We have eight possible inputs combinations for this circuit. Starting from 0 to 7 in the binary system. I have prefill the inputs combinations row for you since we haven’t seen yet how to count in binary yet. I also added the result for the first combination since we already analyzed this inputs combination. This is the table we have to fill :

$\begin{array}{c c c|c} A & B & C & Output\\ \hline 0 & 0 & 0 & 1 \\ 0 & 0 & 1 & ? \\ 0 & 1 & 0 & ? \\ 0 & 1 & 1 & ? \\ 1 & 0 & 0 & ? \\ 1 & 0 & 1 & ? \\ 1 & 1 & 0 & ? \\ 1 & 1 & 1 & ? \end{array}$

We can start filling the truth table of this circuit. There are some shortcuts we can do to fill this table. If we look at the logic gate that drives the output, we have an “OR” gate. The “OR” gate produces a “Low” output if all of its input are “0s”. If one or multiples of its inputs are “1s”, the output of the “OR” logic gate will be a “1”. We need either a “1” on the top or bottom inputs of the “OR” gate to have an output “High” or “1”. The bottom input of the “OR” logic gate will be “1” if the input “C” of the “NOT” gate is “0”. The “NOT” gate will invert the input. If the input is Low “0”, the output is gonna be High “1”. For every row in our truth table where “C” is “0”, we will have an output “High” or “1”. This gives us the following truth table :

$\begin{array}{c c c|c} A & B & C & Output\\ \hline 0 & 0 & 0 & 1 \\ 0 & 0 & 1 & ? \\ 0 & 1 & 0 & 1 \\ 0 & 1 & 1 & ? \\ 1 & 0 & 0 & 1 \\ 1 & 0 & 1 & ? \\ 1 & 1 & 0 & 1 \\ 1 & 1 & 1 & ? \end{array}$

We know in the 4 rows we haven’t completed that the bottom input of the “OR” gate is “0” because “C” is “1” which gives a “0” at the “OR” gate.
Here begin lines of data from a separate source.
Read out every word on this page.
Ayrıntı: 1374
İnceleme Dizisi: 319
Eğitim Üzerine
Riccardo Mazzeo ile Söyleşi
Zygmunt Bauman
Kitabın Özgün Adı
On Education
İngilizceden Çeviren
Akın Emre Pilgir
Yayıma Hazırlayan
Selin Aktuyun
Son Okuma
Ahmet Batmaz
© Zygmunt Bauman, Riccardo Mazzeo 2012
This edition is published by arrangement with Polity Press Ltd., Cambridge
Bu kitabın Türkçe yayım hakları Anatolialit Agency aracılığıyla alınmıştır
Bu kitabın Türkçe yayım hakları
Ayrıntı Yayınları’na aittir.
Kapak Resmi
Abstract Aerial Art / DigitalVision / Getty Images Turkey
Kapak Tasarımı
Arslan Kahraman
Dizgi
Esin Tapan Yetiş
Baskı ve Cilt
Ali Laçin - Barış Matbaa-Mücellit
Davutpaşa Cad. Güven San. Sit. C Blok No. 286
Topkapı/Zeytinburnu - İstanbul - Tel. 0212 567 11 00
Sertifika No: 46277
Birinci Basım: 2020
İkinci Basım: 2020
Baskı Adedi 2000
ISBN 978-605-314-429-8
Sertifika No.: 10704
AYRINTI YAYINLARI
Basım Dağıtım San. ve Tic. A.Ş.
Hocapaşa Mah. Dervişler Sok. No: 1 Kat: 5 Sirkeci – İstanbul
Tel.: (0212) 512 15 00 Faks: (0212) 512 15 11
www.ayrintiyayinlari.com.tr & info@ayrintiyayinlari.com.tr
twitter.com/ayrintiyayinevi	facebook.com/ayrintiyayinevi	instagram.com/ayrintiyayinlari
This doesn’t means that the output is “0” since the “OR” gate produces a “Low” output if all of its input are “0s”. We need to analyze the top input of the “OR” gate to be able to fill the rest of the truth table. We will now analyse the top input of the “OR” gate to find which combination of “A” and “B” gives us a “1” to complete the table. The “AND” gate produces a “High” or “1” at its output if all of its inputs are “1s”. This means the only case where the top input of the “OR” gate is going to be “1” is when “A” and “B” are both “1”. All others possibles combinations of “A” and “B” gives a “0” at the top input of the “OR” gate. We can complete the table with this information :

$\begin{array}{c c c|c} A & B & C & Output\\ \hline 0 & 0 & 0 & 1 \\ 0 & 0 & 1 & 0 \\ 0 & 1 & 0 & 1 \\ 0 & 1 & 1 & 0 \\ 1 & 0 & 0 & 1 \\ 1 & 0 & 1 & 0 \\ 1 & 1 & 0 & 1 \\ 1 & 1 & 1 & 1 \end{array}$

We are done with this example on combinational circuit. The next lesson is going to be another example like this. The last lesson is going to be exercises similar to the examples. You will have to solve these exercises using what you learned in this chapter.